For comparison purposes, the DAG-informed ABM was evaluated alongside two other models: a naïve ABM and a Microsimulation Model (MSM). The naïve ABM was constructed using the same synthetically generated data; however, agent interactions were based on the assumptions typically input rather than informed by the DAG. Specifically, agents were assumed to be susceptible to infection based on demographic criteria. For example, individuals younger than 18 years or older than 65 years were considered inherently more vulnerable. This assumption was derived from general background research rather than causal relationships explicitly informed by the DAG.
The MSM was created to specifically remove the spatial constraints inherent in the ABM. In the DAG-informed ABM, uninfected agents become infected only if they come into contact with an infected agent within a defined radius of one patch (where a patch represents the basic unit of distance measurement in NetLogo). In contrast, the MSM eliminates this spatial restriction, allowing interactions to occur without the one-patch radius limitation. Further details and the NetLogo code are added to the project GitHub repository.
Key findings
Our findings indicate that integrating a DAG-informed causal framework into the agent-based model enhances its ability to capture the complexity of disease dynamics. By generating synthetic data that adheres to a target correlation structure defined by key epidemiological factors, it is ensured that the ABM accurately reflects the intended causal relationships. Compared with both the naïve ABM and the MSM, the DAG-informed approach produced results that more closely aligned with our a priori assumptions, offering a robust representation of disease-transmission dynamics over discrete time points.

Figure 3: NetLogo simulation of the DAG-informed ABM. The ABM shows white coloured agents representing individuals who remain uninfected for the duration of the simulation.
A particularly interesting observation was that in the DAG-informed model, some individuals remained uninfected throughout the simulation. This result mirrors real-world patterns where not everyone contracts a disease. In contrast, the naïve model demonstrates complete population infection, with every agent eventually becoming infected, suggesting a lack of inherent protective factors or heterogeneity in agent characteristics. This underscores the limitations of simplistic models that rely purely on random interactions without accounting for underlying causal relationships.
Table 1: Showing the result metrics for each model.
| Metric | Naive ABM | DAG-informed ABM | MSM |
| Initial Infection Rate (%) | 5.1 | 51.2 | 52.2 |
| Infection Rate (%) | 91.1 | 46.4 | 63.0 |
| Never-Infected count | 0.0 | 75.0 | 2.0 |
| Recovery Rate (%) | 100.0 | 95.0 | 99.8 |
| Simulation Runtime (seconds) | 60.3 | 29.1 | 24.8 |

Figure 4: Results charts for each model.
In the DAG-informed model, the infection rate peaks early before gradually declining as recovery rates surpass new infections, eventually reaching a stable state. This model captures the natural progression of a disease outbreak; one possible explanation is that accounting for immunity within the population contributes to slowing transmission. Meanwhile, the MSM produces smoother curves indicating a more generalized spread due to the removed spatial constraints.
The recovery curve in the naïve model follows a normal distribution, as explicitly defined in the model’s code, rather than being influenced by individual agent characteristics and interactions. This approach simplifies recovery dynamics by assuming that recovery follows a predetermined statistical pattern, independent of agents’ demographic attributes or their interactions with others. Consequently, this model overlooks potential heterogeneity in recovery rates arising from factors such as age, sex, comorbidities, etc.

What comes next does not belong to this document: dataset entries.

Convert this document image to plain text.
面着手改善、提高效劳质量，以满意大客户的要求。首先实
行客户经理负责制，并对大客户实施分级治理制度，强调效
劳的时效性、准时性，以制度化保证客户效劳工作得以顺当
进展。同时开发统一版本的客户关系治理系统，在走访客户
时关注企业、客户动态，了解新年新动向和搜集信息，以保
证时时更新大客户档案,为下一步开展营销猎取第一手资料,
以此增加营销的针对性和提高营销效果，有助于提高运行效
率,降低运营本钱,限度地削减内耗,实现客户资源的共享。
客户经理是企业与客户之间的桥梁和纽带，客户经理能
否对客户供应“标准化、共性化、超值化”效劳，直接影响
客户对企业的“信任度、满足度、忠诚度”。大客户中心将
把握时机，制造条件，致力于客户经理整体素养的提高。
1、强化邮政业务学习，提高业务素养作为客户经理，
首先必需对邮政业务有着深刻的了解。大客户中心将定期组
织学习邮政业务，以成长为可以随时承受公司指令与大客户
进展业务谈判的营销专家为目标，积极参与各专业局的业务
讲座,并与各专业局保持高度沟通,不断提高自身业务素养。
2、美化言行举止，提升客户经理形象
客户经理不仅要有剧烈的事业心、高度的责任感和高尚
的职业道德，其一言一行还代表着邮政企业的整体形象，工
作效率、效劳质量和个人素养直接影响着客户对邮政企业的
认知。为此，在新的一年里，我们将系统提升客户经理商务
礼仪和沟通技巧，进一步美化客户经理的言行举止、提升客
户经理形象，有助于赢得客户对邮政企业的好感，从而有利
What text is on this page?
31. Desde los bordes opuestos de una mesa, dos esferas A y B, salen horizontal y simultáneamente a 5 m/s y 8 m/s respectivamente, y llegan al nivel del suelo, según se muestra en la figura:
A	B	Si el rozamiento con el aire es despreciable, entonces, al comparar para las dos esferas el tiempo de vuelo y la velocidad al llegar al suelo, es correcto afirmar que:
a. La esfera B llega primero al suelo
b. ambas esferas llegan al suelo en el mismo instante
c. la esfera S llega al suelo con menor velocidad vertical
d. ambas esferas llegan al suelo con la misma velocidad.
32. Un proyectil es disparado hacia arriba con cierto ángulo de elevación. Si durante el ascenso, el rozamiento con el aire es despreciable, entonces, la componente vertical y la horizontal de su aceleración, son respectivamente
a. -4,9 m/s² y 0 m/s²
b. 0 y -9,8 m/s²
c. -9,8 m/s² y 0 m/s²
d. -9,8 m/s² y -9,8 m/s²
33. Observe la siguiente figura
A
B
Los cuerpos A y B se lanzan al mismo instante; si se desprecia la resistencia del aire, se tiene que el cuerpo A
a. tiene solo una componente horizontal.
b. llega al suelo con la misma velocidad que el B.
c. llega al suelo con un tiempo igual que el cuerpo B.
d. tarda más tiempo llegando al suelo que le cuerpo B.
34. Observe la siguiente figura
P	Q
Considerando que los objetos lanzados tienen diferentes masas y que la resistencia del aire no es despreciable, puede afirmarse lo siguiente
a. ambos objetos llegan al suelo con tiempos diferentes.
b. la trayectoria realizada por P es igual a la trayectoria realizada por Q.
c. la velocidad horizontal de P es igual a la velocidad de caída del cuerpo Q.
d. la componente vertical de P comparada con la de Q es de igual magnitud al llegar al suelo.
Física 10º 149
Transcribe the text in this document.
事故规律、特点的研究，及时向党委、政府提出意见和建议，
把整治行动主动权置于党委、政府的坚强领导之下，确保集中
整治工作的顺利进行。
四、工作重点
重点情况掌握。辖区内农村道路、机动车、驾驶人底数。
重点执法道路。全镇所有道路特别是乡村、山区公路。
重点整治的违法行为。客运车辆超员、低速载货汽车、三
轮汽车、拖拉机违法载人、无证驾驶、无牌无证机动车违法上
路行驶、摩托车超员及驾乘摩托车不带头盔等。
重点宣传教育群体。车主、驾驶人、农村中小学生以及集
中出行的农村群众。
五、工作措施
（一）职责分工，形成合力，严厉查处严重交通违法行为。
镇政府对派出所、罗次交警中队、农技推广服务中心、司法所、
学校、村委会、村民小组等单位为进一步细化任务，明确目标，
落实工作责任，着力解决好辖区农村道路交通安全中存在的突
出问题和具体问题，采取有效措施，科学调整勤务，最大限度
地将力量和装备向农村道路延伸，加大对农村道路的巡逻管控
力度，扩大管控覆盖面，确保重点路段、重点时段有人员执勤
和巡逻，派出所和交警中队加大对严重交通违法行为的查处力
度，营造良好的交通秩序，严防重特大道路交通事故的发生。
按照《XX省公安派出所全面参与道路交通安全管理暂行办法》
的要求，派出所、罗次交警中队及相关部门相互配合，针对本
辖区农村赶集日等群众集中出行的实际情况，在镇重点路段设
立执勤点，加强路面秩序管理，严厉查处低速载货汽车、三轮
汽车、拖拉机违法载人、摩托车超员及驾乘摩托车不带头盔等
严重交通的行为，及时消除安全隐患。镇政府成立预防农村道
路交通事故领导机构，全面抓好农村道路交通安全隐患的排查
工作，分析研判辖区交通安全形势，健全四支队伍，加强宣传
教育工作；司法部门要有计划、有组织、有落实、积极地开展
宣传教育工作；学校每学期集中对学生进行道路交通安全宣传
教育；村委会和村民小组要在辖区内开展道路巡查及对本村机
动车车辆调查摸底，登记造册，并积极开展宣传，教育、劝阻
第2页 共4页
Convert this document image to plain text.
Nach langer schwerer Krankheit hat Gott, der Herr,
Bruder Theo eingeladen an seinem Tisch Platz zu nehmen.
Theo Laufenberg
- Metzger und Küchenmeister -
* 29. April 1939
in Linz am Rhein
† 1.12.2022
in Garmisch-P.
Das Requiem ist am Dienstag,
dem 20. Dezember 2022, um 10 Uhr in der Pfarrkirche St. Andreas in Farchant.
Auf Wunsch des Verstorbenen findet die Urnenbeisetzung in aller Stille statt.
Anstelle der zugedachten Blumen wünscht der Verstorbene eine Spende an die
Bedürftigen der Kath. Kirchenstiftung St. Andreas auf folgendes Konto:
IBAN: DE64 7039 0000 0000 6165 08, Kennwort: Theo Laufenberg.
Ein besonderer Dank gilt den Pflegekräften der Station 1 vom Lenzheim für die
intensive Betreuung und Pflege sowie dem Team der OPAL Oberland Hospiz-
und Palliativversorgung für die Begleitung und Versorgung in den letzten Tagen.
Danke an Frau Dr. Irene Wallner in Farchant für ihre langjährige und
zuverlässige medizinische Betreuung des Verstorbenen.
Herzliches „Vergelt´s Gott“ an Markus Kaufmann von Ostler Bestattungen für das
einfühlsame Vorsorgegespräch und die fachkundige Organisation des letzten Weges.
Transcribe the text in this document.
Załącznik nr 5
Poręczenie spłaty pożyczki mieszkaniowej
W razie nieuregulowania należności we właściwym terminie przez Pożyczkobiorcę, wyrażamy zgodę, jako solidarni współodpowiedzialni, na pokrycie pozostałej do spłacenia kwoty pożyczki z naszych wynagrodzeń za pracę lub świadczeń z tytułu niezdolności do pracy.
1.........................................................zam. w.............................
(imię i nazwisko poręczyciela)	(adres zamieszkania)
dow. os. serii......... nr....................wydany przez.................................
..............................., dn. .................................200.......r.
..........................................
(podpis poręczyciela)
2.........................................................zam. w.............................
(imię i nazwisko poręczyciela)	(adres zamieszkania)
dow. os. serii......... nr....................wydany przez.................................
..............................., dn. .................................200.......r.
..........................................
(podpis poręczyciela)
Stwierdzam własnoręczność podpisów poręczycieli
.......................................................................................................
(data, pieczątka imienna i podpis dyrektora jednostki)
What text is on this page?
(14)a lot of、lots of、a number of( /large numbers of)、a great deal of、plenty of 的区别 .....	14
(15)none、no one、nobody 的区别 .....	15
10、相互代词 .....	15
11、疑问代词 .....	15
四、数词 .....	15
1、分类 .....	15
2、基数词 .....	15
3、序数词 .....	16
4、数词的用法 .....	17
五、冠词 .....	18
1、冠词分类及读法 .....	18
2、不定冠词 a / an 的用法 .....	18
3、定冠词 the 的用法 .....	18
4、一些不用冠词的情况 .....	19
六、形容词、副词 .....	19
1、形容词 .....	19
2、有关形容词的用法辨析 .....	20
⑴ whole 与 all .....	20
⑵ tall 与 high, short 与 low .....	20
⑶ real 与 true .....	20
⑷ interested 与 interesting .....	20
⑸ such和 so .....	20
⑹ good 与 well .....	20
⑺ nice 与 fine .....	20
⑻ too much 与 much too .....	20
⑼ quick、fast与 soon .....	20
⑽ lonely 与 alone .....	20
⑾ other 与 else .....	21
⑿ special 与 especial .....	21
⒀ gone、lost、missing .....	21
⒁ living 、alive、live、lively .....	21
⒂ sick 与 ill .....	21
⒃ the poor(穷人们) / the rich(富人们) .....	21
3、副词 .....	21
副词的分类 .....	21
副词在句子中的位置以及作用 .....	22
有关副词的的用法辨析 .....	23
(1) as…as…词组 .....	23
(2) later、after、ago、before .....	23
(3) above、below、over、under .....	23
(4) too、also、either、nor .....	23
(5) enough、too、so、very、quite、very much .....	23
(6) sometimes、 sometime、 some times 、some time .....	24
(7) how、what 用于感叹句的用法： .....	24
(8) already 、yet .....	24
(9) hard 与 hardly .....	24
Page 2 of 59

The DAG-informed ABM and MSMs start with a higher initial infection rate due to the stronger variable path coefficients chosen during data generation. This approach was intentional, as it allowed for shorter run times to ensure efficient execution in NetLogo on a local system. The 50% initial infection rate was selected to achieve model stability efficiently, this does not affect the broader conclusions drawn from comparing different approaches. The models can be directly compared despite differences in time to reach stability, as these variations are primarily due to initial interactions and assumptions, not differences in temporal granularity. Since this is a proof-of-concept model, the path coefficients were adjusted for practicality, but they can be modified as needed to create more refined and situation-specific models.
One limitation of this model is that deaths have not been accounted for, which could impact the accuracy of the simulation, particularly if mortality is a sizable risk. Additionally, DAGs are inherently better suited for understanding causal relationships at a population level rather than capturing detailed agent-to-agent interactions. In contrast, while DAGs excel at providing a structured overview of how various factors influence outcomes across a population, they are less effective at accurately representing individual-level interactions that drive disease spread. Integrating DAG-informed thinking with ABM strategies brings the benefits of both approaches. Overall, the findings highlight the strengths and limitations of integrating causal structures within simulation models, underscoring the need for further research to explore this approach more comprehensively.
Value of the research
The value of this research is its ability to make epidemiological simulations more reliable by adding causal structure to ABMs. By developing a DAG-informed ABM, this study demonstrates how causal inference methods can be applied to improve the robustness of disease transmission models in capturing multifaceted interactions that may not be captured in naïve models. This approach is especially valuable for simulating infectious diseases where individual-level heterogeneity and agent-to-agent interactions significantly influence outcomes.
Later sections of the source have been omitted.